The second aspect that would affect CLOs is that they will qualify for lower regulatory capital under the Solvency II proposal. Being non-STS, CLO triple As are attracting 12.5% capital per unit of duration, which is extremely high. The new proposal is to bring it down to 2.7%. On the face of it, this looks like a significant reduction. But the devil is in the detail.
The proposal for STS triple A is to drop from 1% to 0.7% for triple A senior, which effectively makes the differential between STS and non-STS triple A about four times, from 0.7% to 2.7%, which is not justified. And secondly, at 2.7%, it’s still pretty high relative to corporate triple A at 0.9%. Nonetheless, that significant reduction from 12.5% to 2.7% is probably going to stimulate some interest for triple As.
The regulatory capital reduction for mezzanine and junior tranches or non-senior tranches for both STS and non-STS is also significant, but again, not sufficient to stimulate interest.

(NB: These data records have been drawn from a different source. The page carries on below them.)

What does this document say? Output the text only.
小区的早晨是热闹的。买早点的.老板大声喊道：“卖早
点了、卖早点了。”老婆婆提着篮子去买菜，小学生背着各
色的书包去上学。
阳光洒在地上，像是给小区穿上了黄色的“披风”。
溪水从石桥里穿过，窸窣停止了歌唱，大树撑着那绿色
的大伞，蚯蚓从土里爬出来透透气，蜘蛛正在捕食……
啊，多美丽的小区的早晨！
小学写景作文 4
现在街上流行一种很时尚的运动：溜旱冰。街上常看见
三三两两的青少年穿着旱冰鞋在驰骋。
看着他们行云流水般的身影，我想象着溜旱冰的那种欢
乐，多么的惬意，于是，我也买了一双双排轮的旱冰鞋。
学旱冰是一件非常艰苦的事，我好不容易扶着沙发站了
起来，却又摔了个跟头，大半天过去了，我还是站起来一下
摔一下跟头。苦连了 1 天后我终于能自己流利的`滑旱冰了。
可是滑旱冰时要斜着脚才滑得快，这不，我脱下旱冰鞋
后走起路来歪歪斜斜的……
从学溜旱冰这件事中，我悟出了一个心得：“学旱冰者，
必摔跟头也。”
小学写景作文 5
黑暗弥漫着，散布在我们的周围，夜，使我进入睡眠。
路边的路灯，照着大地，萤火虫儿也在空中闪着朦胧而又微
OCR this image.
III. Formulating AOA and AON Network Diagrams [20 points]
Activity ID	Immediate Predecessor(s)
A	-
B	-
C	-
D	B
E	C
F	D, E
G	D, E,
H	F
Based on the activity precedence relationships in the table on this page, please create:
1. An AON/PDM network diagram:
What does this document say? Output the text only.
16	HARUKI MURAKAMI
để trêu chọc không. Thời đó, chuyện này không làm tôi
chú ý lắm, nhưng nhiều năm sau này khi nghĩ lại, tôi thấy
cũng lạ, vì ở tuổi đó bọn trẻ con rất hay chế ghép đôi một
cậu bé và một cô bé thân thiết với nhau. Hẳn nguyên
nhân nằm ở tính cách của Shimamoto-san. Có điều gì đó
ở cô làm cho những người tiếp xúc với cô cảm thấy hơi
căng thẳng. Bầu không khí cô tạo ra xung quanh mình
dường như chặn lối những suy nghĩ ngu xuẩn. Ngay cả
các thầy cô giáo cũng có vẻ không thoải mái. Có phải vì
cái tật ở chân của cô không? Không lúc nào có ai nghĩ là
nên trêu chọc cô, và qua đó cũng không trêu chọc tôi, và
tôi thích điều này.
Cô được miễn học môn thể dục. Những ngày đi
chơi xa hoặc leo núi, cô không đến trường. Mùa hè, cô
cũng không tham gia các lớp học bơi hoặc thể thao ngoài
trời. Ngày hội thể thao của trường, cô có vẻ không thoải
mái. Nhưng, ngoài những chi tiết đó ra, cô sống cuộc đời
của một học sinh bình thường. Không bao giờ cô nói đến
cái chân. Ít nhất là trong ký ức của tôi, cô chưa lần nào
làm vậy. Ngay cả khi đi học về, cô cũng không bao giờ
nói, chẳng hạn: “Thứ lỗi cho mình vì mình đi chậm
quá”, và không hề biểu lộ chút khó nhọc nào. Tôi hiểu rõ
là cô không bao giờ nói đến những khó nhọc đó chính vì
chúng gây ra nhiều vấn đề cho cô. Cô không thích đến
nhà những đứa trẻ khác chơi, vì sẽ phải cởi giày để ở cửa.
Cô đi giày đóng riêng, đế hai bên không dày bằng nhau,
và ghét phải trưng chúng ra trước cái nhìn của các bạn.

The key element in my view for these kinds of discussions is that it doesn’t make sense for the regulatory capital for senior and IG tranches of securitisation to be set higher than the regulatory capital for the underlying, which could be much lower rated. So you end up in a situation where the senior IG tranches have more capital than the underlying sub-IG assets of a securitisation. And this leads to the discrepancies we have seen in the market where investors, particularly insurers, prefer high risk, less liquid products.
Another angle that could affect CLOs is the concept of resilience. In order to support and justify a further reduction in regulatory capital, there is a proposal that the senior-most tranches can qualify as ‘resilient’.
CLOs theoretically could fit into the resilient triple A definition. It’s something that we need to clarify.